A compulsion, at least as it is experienced in obsessive-compulsive disorder, does not include the experience of pleasure, whereas an addiction does. While people who have addictions suffer all manner of discomforts, the desire to use the substance or engage in the behavior is based on the expectation that it will be pleasurable.

In contrast, someone who experiences a compulsion as part of obsessive-compulsive disorder may not get any pleasure from the behavior he carries out. Often, it is a way of dealing with the obsessive part of the disorder, resulting in a feeling of relief.

This can get a little confusing because there often comes a point for people with addictions where they don’t really enjoy the addictive behavior, and they are just seeking relief from the urge to use or engage in the behavior.

This is compounded by the experience of withdrawal that often happens when they stop taking the substance or engaging in the behavior. Although this can look like obsessive-compulsive behavior because the pleasure is gone, the original motivation to engage in the behavior was to feel good.

2. Reality

Another major distinction between an addiction and a compulsion has to do with the individual’s awareness of reality. When people have obsessive-compulsive disorder, they are usually aware that their obsession is not real. They are often disturbed by feeling the need to carry out a behavior that defies logic, yet they do it anyway to relieve their anxiety.

In contrast, people with addictions are often quite detached from the senselessness of their actions, feeling that they are just having a good time, and that other concerns aren’t that important. This is often known as denial because the addicted person denies that his use or behavior is a problem. Often it is not until a major consequence occurs such as a spouse leaving, a drunk-driving accident, or a job loss, that they are faced with the reality of their addiction.

Why All the Confusion?

Addiction and compulsion are both terms that have entered our everyday language. Like many words that are in common use, they may be misused and misunderstood. This causes confusion for everyone, especially those suffering from addictions and compulsions, but also for professionals trying to help. Often, people use these terms interchangeably without thinking about the distinctions between them.

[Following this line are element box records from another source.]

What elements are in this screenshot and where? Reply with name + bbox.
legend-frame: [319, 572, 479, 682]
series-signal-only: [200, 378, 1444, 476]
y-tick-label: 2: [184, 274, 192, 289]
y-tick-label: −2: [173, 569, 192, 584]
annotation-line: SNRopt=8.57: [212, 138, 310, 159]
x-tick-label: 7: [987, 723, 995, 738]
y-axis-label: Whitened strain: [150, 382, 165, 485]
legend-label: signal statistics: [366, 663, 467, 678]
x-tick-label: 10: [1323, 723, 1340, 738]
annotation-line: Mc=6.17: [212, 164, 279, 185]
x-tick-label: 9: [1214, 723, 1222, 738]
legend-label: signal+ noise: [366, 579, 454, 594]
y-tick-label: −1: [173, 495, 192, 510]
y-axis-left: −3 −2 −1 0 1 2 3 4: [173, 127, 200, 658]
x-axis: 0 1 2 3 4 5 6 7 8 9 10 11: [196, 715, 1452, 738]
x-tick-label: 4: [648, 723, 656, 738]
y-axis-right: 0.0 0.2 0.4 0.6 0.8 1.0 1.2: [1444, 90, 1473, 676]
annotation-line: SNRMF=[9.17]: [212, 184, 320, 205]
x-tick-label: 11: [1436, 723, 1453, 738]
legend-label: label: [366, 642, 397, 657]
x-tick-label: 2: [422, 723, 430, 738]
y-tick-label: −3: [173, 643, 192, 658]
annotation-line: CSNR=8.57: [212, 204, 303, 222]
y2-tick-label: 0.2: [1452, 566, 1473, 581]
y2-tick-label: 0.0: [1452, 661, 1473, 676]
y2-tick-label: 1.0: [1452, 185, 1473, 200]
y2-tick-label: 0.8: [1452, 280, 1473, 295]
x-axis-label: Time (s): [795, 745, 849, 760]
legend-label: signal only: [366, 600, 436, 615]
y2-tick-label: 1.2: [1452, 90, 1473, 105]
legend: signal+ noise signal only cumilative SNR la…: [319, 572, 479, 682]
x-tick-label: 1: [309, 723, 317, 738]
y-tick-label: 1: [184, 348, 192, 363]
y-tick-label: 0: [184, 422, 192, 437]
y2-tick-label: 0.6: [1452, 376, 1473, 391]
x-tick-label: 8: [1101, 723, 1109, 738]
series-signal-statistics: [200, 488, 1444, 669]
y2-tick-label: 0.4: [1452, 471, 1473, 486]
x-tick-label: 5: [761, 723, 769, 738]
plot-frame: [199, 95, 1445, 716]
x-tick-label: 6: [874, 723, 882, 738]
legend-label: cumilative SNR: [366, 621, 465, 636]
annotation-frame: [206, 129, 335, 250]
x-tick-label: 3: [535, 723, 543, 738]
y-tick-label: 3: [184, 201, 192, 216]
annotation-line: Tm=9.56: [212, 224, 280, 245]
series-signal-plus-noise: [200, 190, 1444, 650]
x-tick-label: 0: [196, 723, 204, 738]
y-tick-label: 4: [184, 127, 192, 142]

There are several reasons that the word “compulsion” started to be used in relation to addictive behaviors. Originally, the term compulsion stemmed from the idea of addicts accessing the erotic pleasure centers of the brain. Later, the term “compulsion” was used in place of “addiction” in the hope that it would add legitimacy to the treatment of addiction and make it more likely that treatment would be covered by insurers.

Sources:

American Psychiatric Association. "Diagnostic and Statistical Manual of Mental Disorders, 4th ed., text revision" 2000 Washington, DC: APA.

Carnes, P. "Addiction or Compulsion? Politics or Illness?" Sexual Addiction & Compulsivity 3:127-150. 1996.

Kelly, O. "Symptoms of OCD? OCD is an Anxiety Disorder." About.com 19 Jan 2009.